L’Afrique des Grands Lacs, Rwanda en tête, n’a pas quitté la « une » de l’actualité (1). Mais les critiques formulées à l’encontre du nouveau régime de Kigali, particulièrement en France, les préoccupations que suscite le sort des réfugiés, la crainte d’autres conflits occultent, sinon banalisent, un fait capital, survenu voilà moins d’un an dans un pays naguère présenté comme un éden tropical : en cent jours, environ cinq cent mille hommes, femmes et enfants ont été massacrés, moins en fonction de leur appartenance politique ou à cause de leur participation à la guerre que par le fait qu’ils avaient été définis comme Tutsis, ou comme opposants hutus alliés des premiers. Les victimes désignées, qualifiées d’« ennemi intérieur », ont ainsi pu, sans remords, être exterminées… Par l’étendue des tueries, par la préparation minutieuse qui les a précédées, par l’intention surtout, c’est bien d’un génocide qu’il s’est agi, le troisième du siècle, après celui des Arméniens et des juifs d’Europe. Et cela cinquante ans après que l’humanité eut juré « plus jamais ça », serment solennel qui a fondé la plupart des institutions mises en place après la seconde guerre mondiale.

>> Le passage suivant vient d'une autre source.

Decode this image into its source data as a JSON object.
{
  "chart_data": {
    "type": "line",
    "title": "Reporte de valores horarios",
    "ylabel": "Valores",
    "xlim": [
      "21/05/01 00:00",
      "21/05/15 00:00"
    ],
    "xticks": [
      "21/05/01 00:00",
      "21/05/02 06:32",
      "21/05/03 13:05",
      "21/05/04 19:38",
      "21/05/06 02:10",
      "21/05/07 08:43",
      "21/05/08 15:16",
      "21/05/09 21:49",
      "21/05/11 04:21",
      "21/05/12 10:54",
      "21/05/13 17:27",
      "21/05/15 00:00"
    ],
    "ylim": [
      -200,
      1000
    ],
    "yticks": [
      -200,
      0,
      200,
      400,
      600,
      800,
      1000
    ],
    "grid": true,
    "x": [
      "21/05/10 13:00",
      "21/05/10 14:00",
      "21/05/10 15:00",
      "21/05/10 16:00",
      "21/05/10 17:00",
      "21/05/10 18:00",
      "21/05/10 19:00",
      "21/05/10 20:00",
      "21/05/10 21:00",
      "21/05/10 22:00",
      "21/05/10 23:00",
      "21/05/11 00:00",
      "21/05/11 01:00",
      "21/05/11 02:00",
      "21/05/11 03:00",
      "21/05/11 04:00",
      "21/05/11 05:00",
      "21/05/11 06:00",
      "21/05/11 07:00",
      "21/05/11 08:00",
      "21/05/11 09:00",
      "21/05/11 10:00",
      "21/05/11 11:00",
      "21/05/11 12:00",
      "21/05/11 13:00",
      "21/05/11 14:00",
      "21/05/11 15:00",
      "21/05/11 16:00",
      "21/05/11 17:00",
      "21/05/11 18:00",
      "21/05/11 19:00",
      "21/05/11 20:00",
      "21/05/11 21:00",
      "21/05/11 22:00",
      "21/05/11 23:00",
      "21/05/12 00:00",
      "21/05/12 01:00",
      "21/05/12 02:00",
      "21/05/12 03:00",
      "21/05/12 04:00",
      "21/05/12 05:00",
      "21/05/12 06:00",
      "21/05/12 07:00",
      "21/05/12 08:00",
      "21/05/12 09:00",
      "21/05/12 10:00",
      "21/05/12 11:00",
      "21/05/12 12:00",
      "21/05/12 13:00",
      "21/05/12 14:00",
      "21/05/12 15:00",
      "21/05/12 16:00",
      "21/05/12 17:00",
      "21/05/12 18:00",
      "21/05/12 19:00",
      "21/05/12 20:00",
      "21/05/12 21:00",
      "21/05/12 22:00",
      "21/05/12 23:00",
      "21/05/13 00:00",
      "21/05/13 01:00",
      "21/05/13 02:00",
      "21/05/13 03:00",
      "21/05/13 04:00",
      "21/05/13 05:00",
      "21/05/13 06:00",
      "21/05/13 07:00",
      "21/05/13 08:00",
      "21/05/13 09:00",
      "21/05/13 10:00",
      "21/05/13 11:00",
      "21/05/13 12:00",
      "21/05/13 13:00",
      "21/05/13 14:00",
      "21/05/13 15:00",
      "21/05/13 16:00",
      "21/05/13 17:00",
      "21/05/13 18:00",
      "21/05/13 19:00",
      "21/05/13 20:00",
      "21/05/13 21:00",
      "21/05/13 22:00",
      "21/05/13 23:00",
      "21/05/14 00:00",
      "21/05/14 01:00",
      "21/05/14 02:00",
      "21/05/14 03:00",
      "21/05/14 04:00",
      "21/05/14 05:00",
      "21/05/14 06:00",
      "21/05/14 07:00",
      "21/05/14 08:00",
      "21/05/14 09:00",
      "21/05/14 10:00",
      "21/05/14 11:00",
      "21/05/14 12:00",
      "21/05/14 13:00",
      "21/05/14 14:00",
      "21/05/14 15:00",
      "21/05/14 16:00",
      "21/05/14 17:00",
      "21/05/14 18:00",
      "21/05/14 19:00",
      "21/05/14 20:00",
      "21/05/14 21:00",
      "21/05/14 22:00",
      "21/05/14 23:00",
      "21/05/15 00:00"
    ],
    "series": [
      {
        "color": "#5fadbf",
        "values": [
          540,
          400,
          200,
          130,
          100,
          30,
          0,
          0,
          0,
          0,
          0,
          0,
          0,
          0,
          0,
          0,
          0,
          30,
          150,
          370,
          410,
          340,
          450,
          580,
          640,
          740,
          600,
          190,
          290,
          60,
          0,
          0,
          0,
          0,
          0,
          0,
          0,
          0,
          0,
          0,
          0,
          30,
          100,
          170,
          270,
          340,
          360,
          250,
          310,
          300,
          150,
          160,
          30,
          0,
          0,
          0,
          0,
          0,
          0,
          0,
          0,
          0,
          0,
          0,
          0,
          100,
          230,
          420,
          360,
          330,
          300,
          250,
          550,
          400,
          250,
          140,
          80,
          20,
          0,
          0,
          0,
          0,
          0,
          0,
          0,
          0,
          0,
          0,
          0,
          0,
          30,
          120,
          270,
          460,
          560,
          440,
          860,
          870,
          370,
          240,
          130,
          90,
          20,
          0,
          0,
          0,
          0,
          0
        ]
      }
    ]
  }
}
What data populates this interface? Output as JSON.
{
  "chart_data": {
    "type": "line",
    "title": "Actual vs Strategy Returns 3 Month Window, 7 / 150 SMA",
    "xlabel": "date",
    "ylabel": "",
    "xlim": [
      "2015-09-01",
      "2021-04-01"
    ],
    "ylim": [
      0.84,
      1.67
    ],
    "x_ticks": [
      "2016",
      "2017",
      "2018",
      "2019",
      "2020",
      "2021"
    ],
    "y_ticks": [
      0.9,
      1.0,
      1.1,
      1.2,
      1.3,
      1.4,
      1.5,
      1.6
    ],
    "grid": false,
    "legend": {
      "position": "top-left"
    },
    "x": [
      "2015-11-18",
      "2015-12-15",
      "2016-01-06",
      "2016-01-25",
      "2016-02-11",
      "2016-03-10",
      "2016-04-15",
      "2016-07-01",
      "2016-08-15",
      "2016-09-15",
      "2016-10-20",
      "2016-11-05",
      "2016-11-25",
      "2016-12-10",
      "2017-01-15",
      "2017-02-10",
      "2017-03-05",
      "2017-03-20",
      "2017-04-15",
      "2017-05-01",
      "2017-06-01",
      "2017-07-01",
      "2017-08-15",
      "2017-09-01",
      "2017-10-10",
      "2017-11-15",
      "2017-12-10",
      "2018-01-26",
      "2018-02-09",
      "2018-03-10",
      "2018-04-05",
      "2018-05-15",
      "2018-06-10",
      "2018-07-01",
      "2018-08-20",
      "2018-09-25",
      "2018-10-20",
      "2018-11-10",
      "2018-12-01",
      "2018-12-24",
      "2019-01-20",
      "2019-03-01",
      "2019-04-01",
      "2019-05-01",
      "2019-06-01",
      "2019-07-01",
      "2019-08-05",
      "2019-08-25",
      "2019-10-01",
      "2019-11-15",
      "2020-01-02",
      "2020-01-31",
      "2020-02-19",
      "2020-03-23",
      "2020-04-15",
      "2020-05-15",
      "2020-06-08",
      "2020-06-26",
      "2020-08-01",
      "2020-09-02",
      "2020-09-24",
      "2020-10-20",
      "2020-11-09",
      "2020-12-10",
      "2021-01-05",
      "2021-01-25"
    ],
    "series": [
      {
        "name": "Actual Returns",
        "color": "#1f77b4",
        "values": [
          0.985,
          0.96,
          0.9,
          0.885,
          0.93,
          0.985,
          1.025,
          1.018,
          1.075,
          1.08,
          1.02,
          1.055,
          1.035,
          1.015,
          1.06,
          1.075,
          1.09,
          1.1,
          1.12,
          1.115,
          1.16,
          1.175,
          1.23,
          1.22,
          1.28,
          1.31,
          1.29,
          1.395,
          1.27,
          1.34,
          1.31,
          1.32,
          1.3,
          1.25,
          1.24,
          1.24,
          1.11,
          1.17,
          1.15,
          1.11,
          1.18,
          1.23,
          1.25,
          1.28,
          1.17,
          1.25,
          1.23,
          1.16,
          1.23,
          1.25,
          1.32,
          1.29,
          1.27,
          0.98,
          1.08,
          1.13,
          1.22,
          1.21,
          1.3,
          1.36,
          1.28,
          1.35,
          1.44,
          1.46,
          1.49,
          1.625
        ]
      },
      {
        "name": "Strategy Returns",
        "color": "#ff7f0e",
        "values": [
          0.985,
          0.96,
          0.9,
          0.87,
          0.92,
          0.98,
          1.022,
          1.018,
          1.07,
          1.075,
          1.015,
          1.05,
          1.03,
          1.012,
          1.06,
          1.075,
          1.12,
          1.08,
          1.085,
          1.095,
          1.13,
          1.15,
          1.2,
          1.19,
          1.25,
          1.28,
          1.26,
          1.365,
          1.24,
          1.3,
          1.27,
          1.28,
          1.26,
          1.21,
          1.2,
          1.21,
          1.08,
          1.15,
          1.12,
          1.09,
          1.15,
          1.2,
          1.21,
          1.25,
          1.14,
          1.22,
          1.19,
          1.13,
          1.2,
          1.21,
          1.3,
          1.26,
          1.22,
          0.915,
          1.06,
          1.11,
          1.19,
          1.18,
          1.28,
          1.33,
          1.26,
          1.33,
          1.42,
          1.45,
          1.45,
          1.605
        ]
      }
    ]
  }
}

Le génocide du Rwanda représente, non seulement en Afrique centrale, mais pour l’ensemble de l’humanité, l’un des événements marquants de cette fin de siècle. Tellement marquant, par sa nature et son ampleur, que déjà tout est fait pour le banaliser, pour brouiller les pistes de réflexion, entretenir la confusion des esprits, afin sans doute d’occulter les responsabilités, nationales et étrangères (2)… C’est pourquoi il importe de rappeler une fois encore et à la veille de l’anniversaire de l’attentat contre l’avion du président Juvénal Habyarimana qui, le 6 avril 1994, mit le feu aux poudres, à quel point la tragédie était annoncée, préparée…

Le Rwanda, depuis l’indépendance, souffrait d’une blessure secrète, que les années n’avaient guère cicatrisée : la République ne s’était pas construite contre l’ancien ordre colonial, elle s’était fondée sur ce que l’on appela la « révolution sociale » de 1959, qui permit à la majorité de la population, appartenant à l’ethnie hutue, de déposséder du pouvoir la minorité tutsie. Cette dernière, qui exerçait le pouvoir lors de l’arrivée des Européens à la fin du dix-neuvième siècle, s’était vue à la fois renforcée dans son autorité par un pouvoir colonial qui pratiquait l’administration indirecte, et affaiblie par une présence étrangère qui avait bloqué l’évolution de la société. A la fin des années 50, alors que les élites tutsies étaient tentées par l’indépendance et flirtaient avec les non-alignés, le colonisateur belge et surtout l’Eglise catholique changèrent soudain de camp.

Dans un souci bien tardif de rééquilibrage social, désireux aussi de préserver le pays de la « subversion » qui avait gagné le Congo voisin sous les traits de Patrice Lumumba (3), les Belges décidèrent d’abolir l’ordre féodal sur lequel ils s’étaient reposés, et de soutenir les représentants de la majorité hutue. Ces derniers, en 1959, 1960 et 1962, chassèrent du pays les Tutsis déjà qualifiés de « cancrelats », d’étrangers supposés être venus d’Abyssinie avec leurs troupeaux. Les huttes furent brûlées — parfois avec la complicité des Belges —, des familles jetées à la rivière : l’indépendance du pays se construisit sur cette notion d’ennemi intérieur, sur la conscience d’une menace permanente pesant sur les pauvres acquis des paysans hutus…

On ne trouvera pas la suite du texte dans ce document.